Todo dia, alguém sai de um cartório, de uma operadora de telefonia, de um hospital ou de uma plataforma digital com a sensação de ter sido tratado como menos do que merece. Dados negativados de forma indevida, demissão vexatória, exposição pública de informações privadas, falhas médicas que deixaram sequelas. Em muitas dessas situações, há mais do que mera insatisfação: há lesão juridicamente relevante à dignidade, à honra ou à integridade psíquica da pessoa.

É aí que entra o dano moral. Previsto no art. 5º, incisos V e X, da Constituição Federal de 1988, e regulado nos arts. 186, 187 e 927 do Código Civil, o instituto da responsabilidade civil por danos morais consolidou-se ao longo de décadas de construção jurisprudencial. Hoje, a matéria é das mais litigadas no Brasil — e também das mais mal compreendidas, tanto por quem acredita que qualquer contratempo gera indenização quanto por quem subestima lesões que efetivamente merecem reparação.

Este artigo apresenta o estado atual da jurisprudência sobre o tema, com foco nos critérios que os tribunais efetivamente utilizam para decidir.

O fundamento jurídico: da Constituição ao Código Civil

A proteção ao dano moral tem raiz constitucional. O art. 5º, X, da CF/88 garante expressamente a inviolabilidade da intimidade, da vida privada, da honra e da imagem das pessoas, assegurando direito à indenização pelo dano material ou moral decorrente de sua violação.

No plano infraconstitucional, o Código Civil de 2002 estruturou a responsabilidade civil em torno de três pilares (art. 186 c/c art. 927):

  • Ato ilícito ou abuso de direito: a conduta que viola norma jurídica ou extrapola os limites impostos pelo seu fim econômico, social, boa-fé ou bons costumes (art. 187 CC).
  • Dano: a lesão efetiva a bem jurídico tutelado — no caso do dano moral, à esfera existencial, psíquica, à honra, à imagem ou à intimidade da pessoa.
  • Nexo de causalidade: o liame entre a conduta do ofensor e o dano sofrido pelo lesado.

Sem esses três elementos, não há indenização — por mais grave que pareça a situação. A ausência de qualquer um deles é o fundamento mais comum para rejeição de pedidos de danos morais em primeiro e segundo graus.

Dano moral in re ipsa: quando a prova do sofrimento é dispensada

Uma das construções jurisprudenciais mais relevantes da última década é a do dano moral in re ipsa — aquele que se presume pela própria natureza do evento, dispensando a prova específica da dor, angústia ou sofrimento psíquico.

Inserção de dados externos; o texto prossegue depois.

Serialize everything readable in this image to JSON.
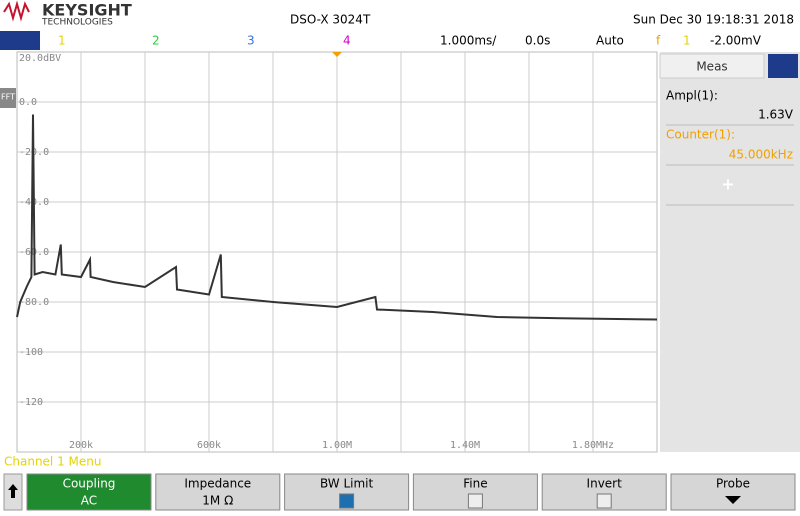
{
  "header": {
    "brand": "KEYSIGHT",
    "brand_sub": "TECHNOLOGIES",
    "model": "DSO-X 3024T",
    "datetime": "Sun Dec 30 19:18:31 2018"
  },
  "status": {
    "channels": [
      "1",
      "2",
      "3",
      "4"
    ],
    "timebase": "1.000ms/",
    "delay": "0.0s",
    "trigger_mode": "Auto",
    "trigger_source": "1",
    "trigger_level": "-2.00mV"
  },
  "plot": {
    "marker": "FFT",
    "y_labels": [
      "20.0dBV",
      "0.0",
      "-20.0",
      "-40.0",
      "-60.0",
      "-80.0",
      "-100",
      "-120"
    ],
    "x_labels": [
      "200k",
      "600k",
      "1.00M",
      "1.40M",
      "1.80MHz"
    ],
    "xlim": [
      0,
      2000
    ],
    "ylim": [
      -140,
      20
    ],
    "trace": {
      "x": [
        0,
        10,
        20,
        30,
        45,
        50,
        55,
        80,
        120,
        137,
        140,
        200,
        228,
        230,
        300,
        400,
        497,
        500,
        600,
        637,
        640,
        800,
        1000,
        1120,
        1125,
        1300,
        1500,
        1700,
        2000
      ],
      "y": [
        -86,
        -80,
        -77,
        -74,
        -70,
        -5,
        -69,
        -68,
        -69,
        -57,
        -69,
        -70,
        -63,
        -70,
        -72,
        -74,
        -66,
        -75,
        -77,
        -61,
        -78,
        -80,
        -82,
        -78,
        -83,
        -84,
        -86,
        -86.5,
        -87
      ]
    }
  },
  "sidebar": {
    "tab": "Meas",
    "ampl_label": "Ampl(1):",
    "ampl_value": "1.63V",
    "counter_label": "Counter(1):",
    "counter_value": "45.000kHz",
    "add": "+"
  },
  "menu": {
    "title": "Channel 1 Menu",
    "softkeys": [
      {
        "label": "Coupling",
        "value": "AC"
      },
      {
        "label": "Impedance",
        "value": "1M Ω"
      },
      {
        "label": "BW Limit"
      },
      {
        "label": "Fine"
      },
      {
        "label": "Invert"
      },
      {
        "label": "Probe"
      }
    ]
  }
}
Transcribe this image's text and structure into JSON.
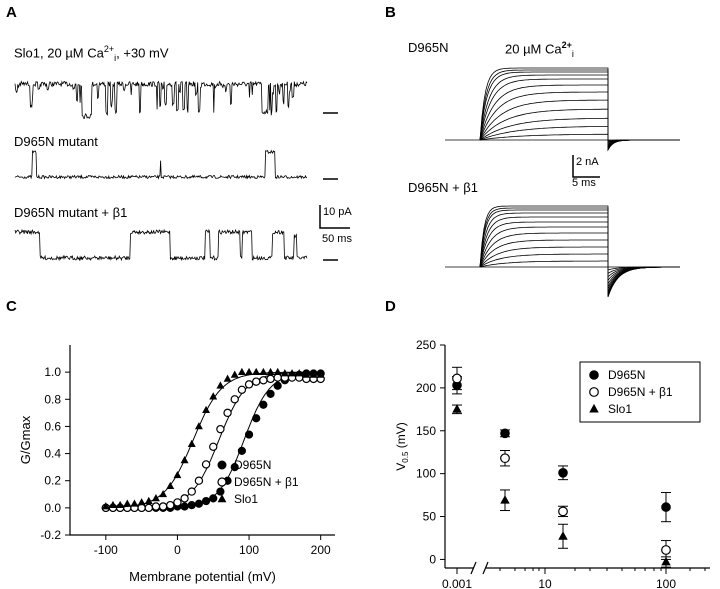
{
  "panels": {
    "A": {
      "letter": "A",
      "trace1_label": "Slo1,  20 µM Ca",
      "trace1_sup": "2+",
      "trace1_sub": "i",
      "trace1_suffix": ", +30 mV",
      "trace2_label": "D965N mutant",
      "trace3_label": "D965N mutant + β1",
      "scale_current": "10 pA",
      "scale_time": "50 ms"
    },
    "B": {
      "letter": "B",
      "top_label": "D965N",
      "ca_label": "20 µM Ca",
      "ca_sup": "2+",
      "ca_sub": "i",
      "bottom_label": "D965N + β1",
      "scale_current": "2 nA",
      "scale_time": "5 ms"
    }
  },
  "chart_data": [
    {
      "panel": "C",
      "type": "scatter",
      "ylabel": "G/Gmax",
      "xlabel": "Membrane potential (mV)",
      "xlim": [
        -150,
        220
      ],
      "ylim": [
        -0.2,
        1.2
      ],
      "xticks": [
        -100,
        0,
        100,
        200
      ],
      "yticks": [
        -0.2,
        0.0,
        0.2,
        0.4,
        0.6,
        0.8,
        1.0
      ],
      "legend_position": "lower-right",
      "series": [
        {
          "name": "D965N",
          "marker": "filled-circle",
          "v_half": 93,
          "slope": 18,
          "x": [
            -100,
            -90,
            -80,
            -70,
            -60,
            -50,
            -40,
            -30,
            -20,
            -10,
            0,
            10,
            20,
            30,
            40,
            50,
            60,
            70,
            80,
            90,
            100,
            110,
            120,
            130,
            140,
            150,
            160,
            170,
            180,
            190,
            200
          ],
          "y": [
            0.0,
            0.0,
            0.0,
            0.0,
            0.0,
            0.0,
            0.0,
            0.0,
            0.0,
            0.0,
            0.01,
            0.01,
            0.02,
            0.03,
            0.05,
            0.07,
            0.12,
            0.2,
            0.3,
            0.42,
            0.54,
            0.66,
            0.76,
            0.84,
            0.9,
            0.94,
            0.97,
            0.98,
            0.99,
            0.99,
            0.99
          ]
        },
        {
          "name": "D965N + β1",
          "marker": "open-circle",
          "v_half": 58,
          "slope": 19,
          "x": [
            -100,
            -90,
            -80,
            -70,
            -60,
            -50,
            -40,
            -30,
            -20,
            -10,
            0,
            10,
            20,
            30,
            40,
            50,
            60,
            70,
            80,
            90,
            100,
            110,
            120,
            130,
            140,
            150,
            160,
            170,
            180,
            190,
            200
          ],
          "y": [
            0.0,
            0.0,
            0.0,
            0.0,
            0.0,
            0.0,
            0.0,
            0.01,
            0.01,
            0.02,
            0.04,
            0.07,
            0.12,
            0.2,
            0.32,
            0.45,
            0.58,
            0.7,
            0.8,
            0.87,
            0.91,
            0.93,
            0.94,
            0.95,
            0.96,
            0.96,
            0.96,
            0.96,
            0.95,
            0.95,
            0.95
          ]
        },
        {
          "name": "Slo1",
          "marker": "filled-triangle",
          "v_half": 22,
          "slope": 20,
          "x": [
            -100,
            -90,
            -80,
            -70,
            -60,
            -50,
            -40,
            -30,
            -20,
            -10,
            0,
            10,
            20,
            30,
            40,
            50,
            60,
            70,
            80,
            90,
            100,
            110,
            120,
            130,
            140,
            150,
            160,
            170,
            180,
            190,
            200
          ],
          "y": [
            0.01,
            0.02,
            0.02,
            0.03,
            0.03,
            0.04,
            0.05,
            0.07,
            0.1,
            0.16,
            0.24,
            0.35,
            0.47,
            0.6,
            0.72,
            0.82,
            0.9,
            0.95,
            0.98,
            1.0,
            1.0,
            1.0,
            1.0,
            1.0,
            1.0,
            0.99,
            0.99,
            0.99,
            0.98,
            0.98,
            0.98
          ]
        }
      ]
    },
    {
      "panel": "D",
      "type": "scatter",
      "ylabel": "V0.5 (mV)",
      "xlabel": "Ca2+i (µM)",
      "xlim_log": [
        0.0001,
        300
      ],
      "ylim": [
        -10,
        250
      ],
      "xticks": [
        "0.001",
        "10",
        "100"
      ],
      "yticks": [
        0,
        50,
        100,
        150,
        200,
        250
      ],
      "legend_position": "top-right",
      "x": [
        "0.001",
        "4",
        "20",
        "100"
      ],
      "series": [
        {
          "name": "D965N",
          "marker": "filled-circle",
          "values": [
            203,
            147,
            101,
            61
          ],
          "errors": [
            10,
            4,
            8,
            17
          ]
        },
        {
          "name": "D965N + β1",
          "marker": "open-circle",
          "values": [
            211,
            118,
            56,
            11
          ],
          "errors": [
            13,
            9,
            6,
            11
          ]
        },
        {
          "name": "Slo1",
          "marker": "filled-triangle",
          "values": [
            175,
            69,
            27,
            -3
          ],
          "errors": [
            5,
            12,
            14,
            6
          ]
        }
      ]
    }
  ]
}
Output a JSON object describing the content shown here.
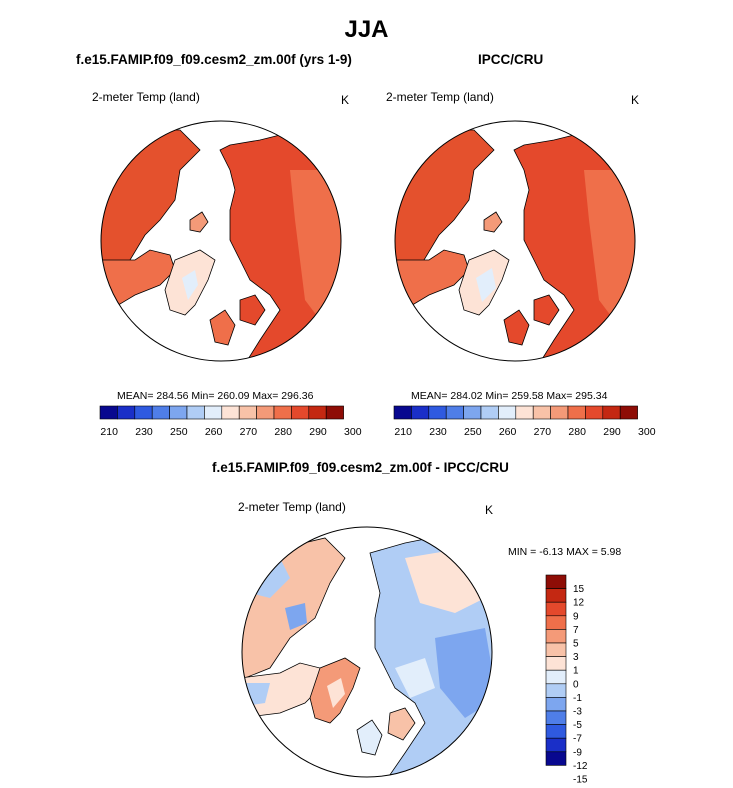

O STJ consolidou que determinadas situações geram, por sua própria natureza, lesão moral presumida. Nas palavras da jurisprudência da Corte, nesses casos o dano é consequência inevitável do próprio ilícito. Entre as hipóteses mais reconhecidas:

  • Inscrição indevida em cadastros de proteção ao crédito (SPC, Serasa) — Súmula 385/STJ como limite quando o titular já possuía outras negativações legítimas
  • Morte de filho menor (dano moral dos pais — dano reflexo ou por ricochete)
  • Publicação de fotografia sem autorização em contexto vexatório
  • Abandono afetivo em casos reconhecidos pelo STJ (REsp 1.159.242/SP)
  • Exposição de dados bancários ou de saúde sem autorização
  • Uso indevido de imagem para fins comerciais
No dano moral in re ipsa, dispensa-se a comprovação do efetivo prejuízo: o abalo é presumido a partir da própria ilicitude do ato, bastando a demonstração do fato e do nexo de causalidade. cf. STJ, REsp 1.758.799/MG, Rel. Min. Nancy Andrighi, 3ª Turma, j. 12/11/2019

Importante ressaltar: a presunção recai sobre o sofrimento, não sobre o ilícito. O fato que gerou o dano e o nexo causal ainda precisam ser comprovados. O que a in re ipsa dispensa é a prova da extensão do abalo psíquico.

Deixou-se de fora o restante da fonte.